Hi-Lo Counting
Card counting is not memorizing every card. It estimates the density of high cards remaining. The two main uses are adjusting bet size and applying deviations.
Hi-Lo Card Values
| Card | Count |
|---|---|
| 2-6 | +1 |
| 7-9 | 0 |
| 10、J、Q、K、A | -1 |
App Training Example: How RC Adds Up
Running Count starts at 0 and updates with each exposed card based on Hi-Lo values. In this example, 2-6 count as +1, 7-9 count as 0, and 10, J, Q, K, A count as -1. After adding them up, the final RC is +2.
RC / TC
Running Count (RC) updates with every exposed card. True Count (TC) = RC / decks remaining. TC standardizes edge strength across different shoe depths.
TC Calculation Examples
In practice, first estimate how many cards remain, then convert that to decks remaining. Since one deck has 52 cards, TC is roughly RC divided by (cards remaining / 52).

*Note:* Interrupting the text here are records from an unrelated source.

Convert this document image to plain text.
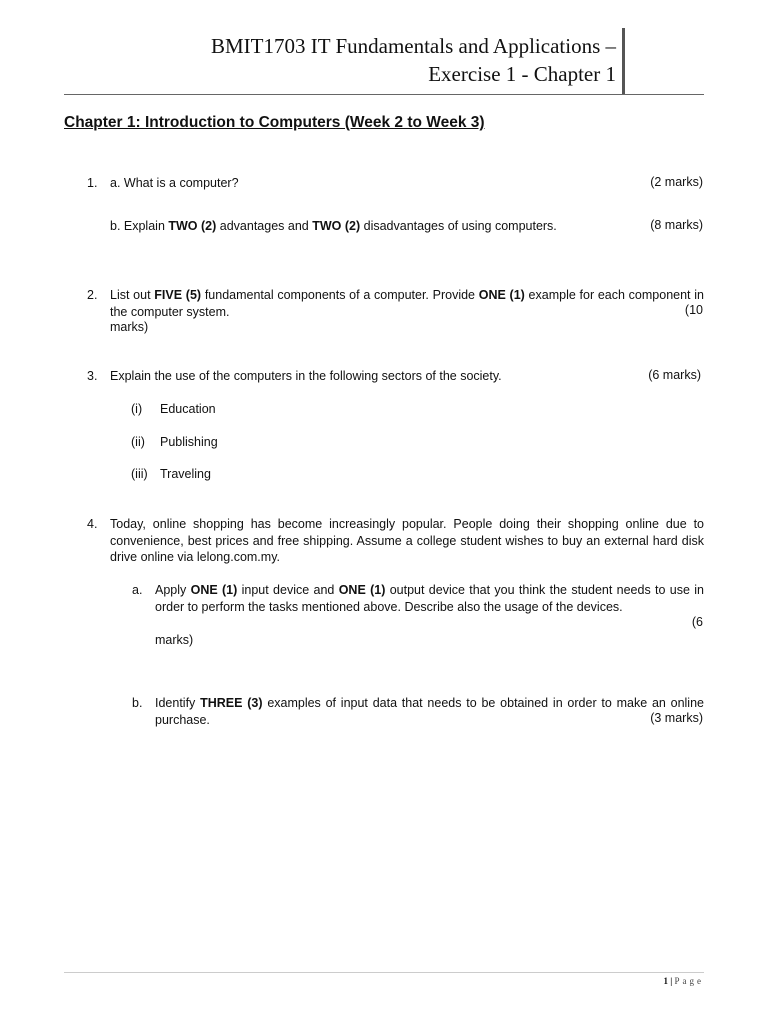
BMIT1703 IT Fundamentals and Applications –
Exercise 1 - Chapter 1
Chapter 1: Introduction to Computers (Week 2 to Week 3)
1. a. What is a computer?	(2 marks)
b. Explain TWO (2) advantages and TWO (2) disadvantages of using computers.	(8 marks)
2. List out FIVE (5) fundamental components of a computer. Provide ONE (1) example for each component in the computer system.	(10
marks)
3. Explain the use of the computers in the following sectors of the society.	(6 marks)
(i) Education
(ii) Publishing
(iii) Traveling
4. Today, online shopping has become increasingly popular. People doing their shopping online due to convenience, best prices and free shipping. Assume a college student wishes to buy an external hard disk drive online via lelong.com.my.
a. Apply ONE (1) input device and ONE (1) output device that you think the student needs to use in order to perform the tasks mentioned above. Describe also the usage of the devices.
(6
marks)
b. Identify THREE (3) examples of input data that needs to be obtained in order to make an online purchase.	(3 marks)
1 | Page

| Situation | RC | Cards Left | Decks Converted | TC | Interpretation |
|---|---|---|---|---|---|
| Early Shoe | +5 | 286 cards | 5.5 decks | +0.9 | The edge is just starting to appear; the signal is still weak. |
| Middle Shoe | +7 | 168 cards | 3.2 decks | +2.2 | High-card density is more noticeable, so bet levels deserve attention. |
| Late Shoe | +8 | 94 cards | 1.8 decks | +4.4 | With fewer cards left and a high RC, the betting signal is stronger, but variance also increases. |
How to Use Counting Signals
- Higher TC means the remaining shoe has a higher density of high cards.
- High TC is commonly used to raise bets.
- Some hands switch from basic strategy to a deviation when TC reaches the threshold.
Card counting is usually not illegal, but casinos may still refuse service. This site and app are for learning probability and strategy, not for encouraging gambling.